Aim and scope
Due to cost efficiency and scalability, virtualization and cloud-based systems will be important architectures for doing performance demanding (real-time) analytics of (streaming) big data. In order to provide high utilization of the hardware resources, we want to provide automatic resource orchestration and optimization, e.g., automatic migration of virtual machines (VMs) between different hardware servers, and (semi-)automatic expansion and reduction of the physical resource pool based on fluctuations in the load. Due to recent developments in distributed storage systems, migrating VM between physical servers has become less costly, since modern distributed storage systems make it possible to provide a shared storage area also for a large number of physical server, i.e., when using distributed storage systems we do not need to migrate the files associated with a VM explicitly.
Databases play an important role in most big data applications, and we will therefore evaluate the performance implications of using different database technologies and layouts, e.g., row-based versus column-based databases, and different platforms on which the databases are executed, e.g., clusters and SMPs.
We will also look at a number of optimization problems related to big data, e.g., location data of subscribers in the mobile network and data related to usage of mobile services. The latter form of data sets can be used for detecting the risk of churn and the chance of having content and happy subscribers that will generate a lot of traffic.
We will develop a number of different migration algorithms and triggers. The algorithms will be implemented and evaluated in a private cloud, and this private cloud will be executed in the large cluster system provided by Compuverde. We will also develop a performance model that makes it possible to optimize the number of physical servers in a cloud. A number of optimization problems will be investigated using Gurobi and similar tools. We will also perform a database evaluation of different database technologies on different application platforms.
The churn/”happy user” study will start with a small pilot project with three master students investigating three environments (Andriod, Iphone and laptop). The results from this pilot study will be presented to the companies (primarily Telenor)

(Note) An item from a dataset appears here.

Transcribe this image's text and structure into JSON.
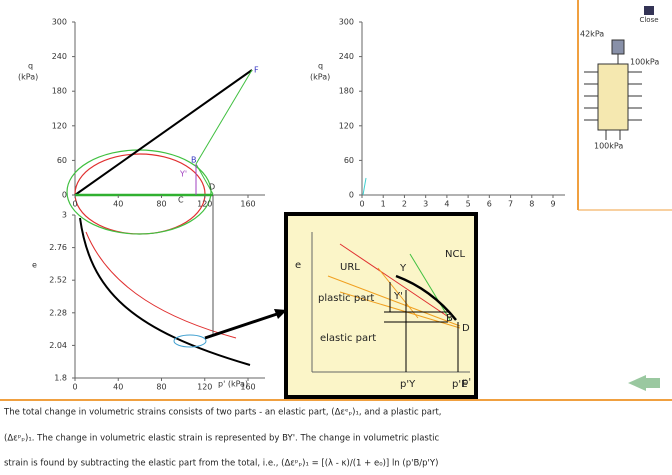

We will measure the application level performance for a number of industrial challenges using different triggers, migration algorithms, hypervisors, and storage systems. We will also develop theoretical results, and compare these with what we observe in the industrial systems and applications.
Results so far
Understanding of the performance implications of:
- Using virtualization
- Having one big VM vs. many smaller VMs
- Having over allocation of vCPUs in relation to the physically available cores
- VM live migration
Understanding state-of-the-art in automatic load balancing in virtual environments.
Performance bounds on real-time scheduling in virtualized environments.
Expected long term results and impact
- Automatic controller for cloud-based big data platforms
- Understanding performance aspects of different database platforms
- Optimizing telecommuication infrastructure usage
- Understanding and exploiting how quality impacts business